I couldn’t have agreed more. Even if it meant connecting that moment with another, hundreds of millions of years before humans climbed out of the trees. It happened in a place called Pangaea. Which, I guess, is where we will start.
CHAPTER ONE
No Vestige of a Beginning
John Calder—who has a doctorate of geology in his pocket and a tiny silver hoop in his left ear—sees things way differently than you or I. Let me illustrate. Late morning on a mild fall day; the year is 2007, which means the airwaves bulge with hos and booty, George Bush and Paris Hilton, get-rich-quick and hours-long erections. The icecaps are melting. Governments everywhere seem mean and dim. Yet there stands Calder—greying hipster hair, blue mackinaw, green army pants, distressed hiking shoes—on a beach that is canted on an angle of a couple of degrees into the waters of Chignecto Bay, putting everything in its proper perspective.
When Calder looks at a section of cliff, he doesn’t just see rocks. He considers the looping bands of land—the messy stuff that looks to an untutored eye like a dragon’s spine, interspersed with featureless layers that even I recognize as sandstone—and sees entire continents shifting, grinding together and colliding. He glimpses chains of mountains erupting skyward and then covering unimaginable chunks of the earth. He sees the world pull
ing apart and superoceans rushing in. When Calder looks at a rock on the beach with a couple of squiggles on it—or at least that’s how it looks to me—it triggers in his temporal lobe images of plants shaped like feather dusters stretching high into the prehistoric sky. Or it bombards his brain with visions of six-foot-long insects, mandibles snapping like nunchuks, struggling through the primordial muck. When he walks over coal, I imagine, his liver starts to quiver.
I’m here because I want him to teleport me back, oh let’s see, about 300 million years. Because only by understanding what happened then on this piece of geography can I grasp everything that followed. The best place to see the epochal story of how coal came to be formed in Nova Scotia is at the cliffs of Joggins, a next-to-nothing of a place that stares across Chignecto Bay at southern New Brunswick. Luckily I’ve got the perfect guide. Calder, a respected geologist with Nova Scotia’s department of natural resources, understands the science. He also has what geologists call “the picture”: the ability, as John McPhee, the writer, explains, to take lingering remains, connect them with dotted lines and then fill in the gaps to “infer why, how and when a structure came to be.” Calder possesses yet another gift: an unwavering eye for the narrative line.
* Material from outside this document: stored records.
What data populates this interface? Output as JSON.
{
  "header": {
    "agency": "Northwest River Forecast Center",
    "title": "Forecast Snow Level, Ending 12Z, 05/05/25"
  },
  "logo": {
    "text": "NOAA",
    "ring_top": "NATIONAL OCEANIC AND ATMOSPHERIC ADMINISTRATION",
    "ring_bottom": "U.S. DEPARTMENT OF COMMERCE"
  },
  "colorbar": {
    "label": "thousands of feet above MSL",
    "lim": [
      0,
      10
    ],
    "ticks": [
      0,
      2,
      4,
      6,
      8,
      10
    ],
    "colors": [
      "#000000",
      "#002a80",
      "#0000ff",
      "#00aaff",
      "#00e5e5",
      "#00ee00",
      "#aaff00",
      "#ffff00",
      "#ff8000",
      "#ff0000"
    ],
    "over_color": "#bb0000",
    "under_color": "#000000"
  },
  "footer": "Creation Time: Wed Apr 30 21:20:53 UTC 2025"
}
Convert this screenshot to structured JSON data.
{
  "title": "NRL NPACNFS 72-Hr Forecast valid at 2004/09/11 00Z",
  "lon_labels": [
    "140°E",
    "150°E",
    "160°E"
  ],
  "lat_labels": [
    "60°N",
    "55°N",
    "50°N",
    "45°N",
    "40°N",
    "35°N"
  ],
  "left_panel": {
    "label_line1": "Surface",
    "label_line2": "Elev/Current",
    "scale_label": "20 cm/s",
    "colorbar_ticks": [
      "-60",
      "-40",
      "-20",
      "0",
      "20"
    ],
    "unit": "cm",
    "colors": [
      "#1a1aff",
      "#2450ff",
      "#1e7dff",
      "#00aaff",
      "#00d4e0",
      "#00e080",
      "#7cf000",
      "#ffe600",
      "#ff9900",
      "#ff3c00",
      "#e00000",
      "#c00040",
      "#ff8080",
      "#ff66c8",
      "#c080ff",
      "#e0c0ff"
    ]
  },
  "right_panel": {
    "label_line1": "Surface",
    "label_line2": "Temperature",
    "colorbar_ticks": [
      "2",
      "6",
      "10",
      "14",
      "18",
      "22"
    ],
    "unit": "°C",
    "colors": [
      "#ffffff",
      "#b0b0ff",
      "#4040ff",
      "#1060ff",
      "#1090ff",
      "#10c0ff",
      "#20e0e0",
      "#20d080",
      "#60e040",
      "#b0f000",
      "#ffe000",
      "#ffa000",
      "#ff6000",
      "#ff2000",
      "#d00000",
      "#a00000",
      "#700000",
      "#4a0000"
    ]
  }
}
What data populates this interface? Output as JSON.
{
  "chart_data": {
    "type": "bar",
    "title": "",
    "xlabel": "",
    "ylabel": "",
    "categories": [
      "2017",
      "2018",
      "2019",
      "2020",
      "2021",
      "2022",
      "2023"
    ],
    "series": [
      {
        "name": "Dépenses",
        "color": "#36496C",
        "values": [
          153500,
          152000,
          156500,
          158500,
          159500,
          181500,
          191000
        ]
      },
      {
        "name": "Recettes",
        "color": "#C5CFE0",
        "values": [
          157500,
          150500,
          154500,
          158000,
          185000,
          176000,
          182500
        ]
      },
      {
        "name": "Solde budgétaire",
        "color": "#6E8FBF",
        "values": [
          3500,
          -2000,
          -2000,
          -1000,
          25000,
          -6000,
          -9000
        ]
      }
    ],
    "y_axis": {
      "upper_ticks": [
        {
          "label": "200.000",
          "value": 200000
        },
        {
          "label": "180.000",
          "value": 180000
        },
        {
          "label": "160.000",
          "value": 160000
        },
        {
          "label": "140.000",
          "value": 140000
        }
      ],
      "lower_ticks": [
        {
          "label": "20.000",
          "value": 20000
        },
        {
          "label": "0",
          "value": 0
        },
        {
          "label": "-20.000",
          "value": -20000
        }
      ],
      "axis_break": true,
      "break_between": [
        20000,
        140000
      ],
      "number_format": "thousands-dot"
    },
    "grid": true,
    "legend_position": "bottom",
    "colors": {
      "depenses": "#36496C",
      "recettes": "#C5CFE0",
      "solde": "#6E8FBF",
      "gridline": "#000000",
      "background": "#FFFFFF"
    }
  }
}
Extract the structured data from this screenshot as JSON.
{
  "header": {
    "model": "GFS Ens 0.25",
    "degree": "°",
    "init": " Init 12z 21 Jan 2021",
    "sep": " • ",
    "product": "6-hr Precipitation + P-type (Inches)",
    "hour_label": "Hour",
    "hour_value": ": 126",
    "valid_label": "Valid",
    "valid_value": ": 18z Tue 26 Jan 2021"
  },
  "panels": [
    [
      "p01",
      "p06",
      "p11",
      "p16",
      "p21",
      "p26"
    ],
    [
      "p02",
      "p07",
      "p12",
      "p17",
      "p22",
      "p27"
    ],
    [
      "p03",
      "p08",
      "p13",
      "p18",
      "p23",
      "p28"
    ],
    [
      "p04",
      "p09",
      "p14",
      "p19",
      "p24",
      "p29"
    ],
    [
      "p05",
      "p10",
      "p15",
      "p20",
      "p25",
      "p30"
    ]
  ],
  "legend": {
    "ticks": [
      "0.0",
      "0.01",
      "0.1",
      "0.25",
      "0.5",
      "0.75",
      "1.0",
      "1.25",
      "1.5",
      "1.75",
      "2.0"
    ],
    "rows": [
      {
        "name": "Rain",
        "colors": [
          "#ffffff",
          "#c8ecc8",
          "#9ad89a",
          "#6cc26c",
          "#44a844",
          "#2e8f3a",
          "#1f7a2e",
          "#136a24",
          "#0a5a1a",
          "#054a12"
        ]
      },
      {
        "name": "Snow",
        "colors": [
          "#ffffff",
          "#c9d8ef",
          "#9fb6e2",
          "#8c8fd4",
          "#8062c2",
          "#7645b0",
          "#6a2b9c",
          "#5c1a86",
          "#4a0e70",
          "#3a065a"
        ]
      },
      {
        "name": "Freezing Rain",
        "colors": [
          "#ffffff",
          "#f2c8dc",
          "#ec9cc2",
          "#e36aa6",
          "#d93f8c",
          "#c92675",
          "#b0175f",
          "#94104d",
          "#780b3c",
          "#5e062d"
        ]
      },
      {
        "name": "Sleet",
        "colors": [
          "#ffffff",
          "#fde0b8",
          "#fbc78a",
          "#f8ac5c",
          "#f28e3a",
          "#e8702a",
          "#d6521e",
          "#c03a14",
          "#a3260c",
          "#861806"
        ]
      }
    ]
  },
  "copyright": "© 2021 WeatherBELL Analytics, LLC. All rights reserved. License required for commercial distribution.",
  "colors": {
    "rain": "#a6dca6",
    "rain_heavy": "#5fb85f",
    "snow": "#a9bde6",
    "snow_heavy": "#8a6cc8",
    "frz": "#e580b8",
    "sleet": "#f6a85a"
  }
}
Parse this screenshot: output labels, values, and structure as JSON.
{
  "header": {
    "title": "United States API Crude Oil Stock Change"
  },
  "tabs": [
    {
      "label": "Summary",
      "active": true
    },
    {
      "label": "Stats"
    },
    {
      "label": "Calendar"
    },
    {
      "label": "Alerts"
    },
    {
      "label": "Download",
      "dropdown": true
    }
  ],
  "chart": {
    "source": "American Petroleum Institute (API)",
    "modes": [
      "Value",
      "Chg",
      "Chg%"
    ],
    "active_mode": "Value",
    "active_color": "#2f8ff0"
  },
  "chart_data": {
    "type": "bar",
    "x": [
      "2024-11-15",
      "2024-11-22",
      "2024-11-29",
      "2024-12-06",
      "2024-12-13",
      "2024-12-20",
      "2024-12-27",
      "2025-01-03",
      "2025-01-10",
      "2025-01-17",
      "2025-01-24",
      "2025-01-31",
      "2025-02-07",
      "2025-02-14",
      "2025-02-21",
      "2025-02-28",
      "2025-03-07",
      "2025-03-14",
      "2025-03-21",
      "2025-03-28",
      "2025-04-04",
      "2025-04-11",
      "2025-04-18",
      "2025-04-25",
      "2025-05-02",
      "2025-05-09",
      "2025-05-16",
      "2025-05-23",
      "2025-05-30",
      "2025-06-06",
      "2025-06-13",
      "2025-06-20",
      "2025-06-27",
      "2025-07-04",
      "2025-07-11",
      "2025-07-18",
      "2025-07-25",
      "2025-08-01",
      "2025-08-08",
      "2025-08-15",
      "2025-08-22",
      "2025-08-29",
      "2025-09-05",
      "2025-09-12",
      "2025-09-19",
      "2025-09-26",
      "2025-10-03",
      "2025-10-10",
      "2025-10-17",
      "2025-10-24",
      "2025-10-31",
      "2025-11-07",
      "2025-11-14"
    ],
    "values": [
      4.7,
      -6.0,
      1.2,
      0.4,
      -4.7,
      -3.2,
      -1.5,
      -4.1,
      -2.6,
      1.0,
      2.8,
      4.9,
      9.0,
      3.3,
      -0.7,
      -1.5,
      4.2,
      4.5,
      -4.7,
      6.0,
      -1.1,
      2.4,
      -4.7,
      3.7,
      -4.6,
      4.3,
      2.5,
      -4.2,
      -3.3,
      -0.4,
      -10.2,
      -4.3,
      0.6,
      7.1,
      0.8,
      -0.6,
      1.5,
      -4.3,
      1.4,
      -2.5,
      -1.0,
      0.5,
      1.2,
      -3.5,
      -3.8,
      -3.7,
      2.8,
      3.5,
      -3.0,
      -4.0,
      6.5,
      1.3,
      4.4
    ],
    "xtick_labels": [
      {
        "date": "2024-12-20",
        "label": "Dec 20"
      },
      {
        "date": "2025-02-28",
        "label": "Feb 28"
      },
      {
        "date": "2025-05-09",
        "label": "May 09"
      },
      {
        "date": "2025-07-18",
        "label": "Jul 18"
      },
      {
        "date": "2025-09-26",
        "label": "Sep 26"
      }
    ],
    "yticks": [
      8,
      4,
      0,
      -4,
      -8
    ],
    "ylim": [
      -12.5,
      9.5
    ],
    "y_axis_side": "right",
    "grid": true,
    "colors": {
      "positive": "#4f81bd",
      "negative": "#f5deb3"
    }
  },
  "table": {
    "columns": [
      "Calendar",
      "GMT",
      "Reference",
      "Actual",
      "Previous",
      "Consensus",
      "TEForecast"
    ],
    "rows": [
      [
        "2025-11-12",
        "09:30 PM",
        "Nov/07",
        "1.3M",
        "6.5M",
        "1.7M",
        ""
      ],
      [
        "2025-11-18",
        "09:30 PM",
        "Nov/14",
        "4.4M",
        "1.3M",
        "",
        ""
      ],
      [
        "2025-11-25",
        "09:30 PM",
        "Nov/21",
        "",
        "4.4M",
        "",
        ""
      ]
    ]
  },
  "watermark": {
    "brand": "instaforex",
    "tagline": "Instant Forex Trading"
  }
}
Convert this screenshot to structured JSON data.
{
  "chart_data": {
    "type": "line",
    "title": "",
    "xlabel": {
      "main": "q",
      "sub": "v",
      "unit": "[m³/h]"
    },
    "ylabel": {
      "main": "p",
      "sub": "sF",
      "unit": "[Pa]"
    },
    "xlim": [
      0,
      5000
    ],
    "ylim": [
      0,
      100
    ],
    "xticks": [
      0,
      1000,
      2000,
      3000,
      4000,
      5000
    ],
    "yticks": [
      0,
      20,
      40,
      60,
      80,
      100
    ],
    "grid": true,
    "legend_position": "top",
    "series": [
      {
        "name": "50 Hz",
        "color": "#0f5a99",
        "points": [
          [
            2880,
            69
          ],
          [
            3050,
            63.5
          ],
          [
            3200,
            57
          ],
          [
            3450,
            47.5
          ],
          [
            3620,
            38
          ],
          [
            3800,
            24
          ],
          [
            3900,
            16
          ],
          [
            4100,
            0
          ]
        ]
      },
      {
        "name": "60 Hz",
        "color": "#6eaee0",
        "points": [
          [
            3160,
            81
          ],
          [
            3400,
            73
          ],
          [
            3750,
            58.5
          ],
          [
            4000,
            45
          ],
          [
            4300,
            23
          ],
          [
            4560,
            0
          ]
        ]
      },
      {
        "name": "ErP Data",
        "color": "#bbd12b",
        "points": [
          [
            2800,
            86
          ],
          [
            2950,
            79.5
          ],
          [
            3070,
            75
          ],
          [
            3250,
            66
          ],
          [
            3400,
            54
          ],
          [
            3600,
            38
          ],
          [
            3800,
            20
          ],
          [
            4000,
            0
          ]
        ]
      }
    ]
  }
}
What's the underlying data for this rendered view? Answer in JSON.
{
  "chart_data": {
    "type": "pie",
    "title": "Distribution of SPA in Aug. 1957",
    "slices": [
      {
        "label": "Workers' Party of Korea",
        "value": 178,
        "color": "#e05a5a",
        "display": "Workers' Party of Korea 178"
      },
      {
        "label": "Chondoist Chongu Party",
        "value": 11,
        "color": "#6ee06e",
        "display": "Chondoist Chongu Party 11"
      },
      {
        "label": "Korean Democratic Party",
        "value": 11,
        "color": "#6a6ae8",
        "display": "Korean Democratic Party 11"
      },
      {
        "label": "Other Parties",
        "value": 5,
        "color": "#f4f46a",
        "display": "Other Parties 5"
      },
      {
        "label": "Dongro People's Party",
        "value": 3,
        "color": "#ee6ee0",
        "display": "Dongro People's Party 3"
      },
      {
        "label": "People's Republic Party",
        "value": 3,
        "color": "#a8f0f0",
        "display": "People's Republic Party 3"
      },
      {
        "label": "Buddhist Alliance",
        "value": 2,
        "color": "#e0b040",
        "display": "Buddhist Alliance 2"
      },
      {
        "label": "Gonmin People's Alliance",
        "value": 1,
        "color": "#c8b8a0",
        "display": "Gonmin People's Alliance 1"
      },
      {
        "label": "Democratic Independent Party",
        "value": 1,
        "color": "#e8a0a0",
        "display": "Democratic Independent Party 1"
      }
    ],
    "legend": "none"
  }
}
He can see the big story along with the big picture. “We’re walking in the footsteps of giants here,” he says, starting down the beach toward the Joggins cliffs. Miraculously, I actually know what he means.
The Joggins cliffs failed to transport me the first time I saw them—on a high school field trip. So today I’m trying to make up for that youthful myopia, that failure of imagination. I’m not the first person to search for enlightenment here. In 1842, by design and coincidence, the pioneering thinkers on the emerging scientific field of geology descended on Joggins, the place Calder likes to call the “coal-age Galapagos.” Picture two mutton-chopped men picking their way over the rocks. Abraham Gesner, the one with the broad shoulders, dark hair and piercing eyes, came from German stock via the Netherlands and New York’s Hudson Valley. He was a restless sort who had bigger ambitions than a farming life in Nova Scotia’s luminous Annapolis Valley. Just out of his teens he had tried shipping horses from Nova Scotia to the West Indies, but had been twice shipwrecked. Chastened, he had returned to his father’s farm and, in 1824, married the daughter of a local doctor. Legend has it that the only way the father would consent to the union was if Gesner accepted his financial help and enrolled in a London medical school. Eventually, he returned to Nova Scotia with a medical diploma—and also an abiding interest in geology, probably due to exposure to some of the powerful lecturers in the new science in the United Kingdom.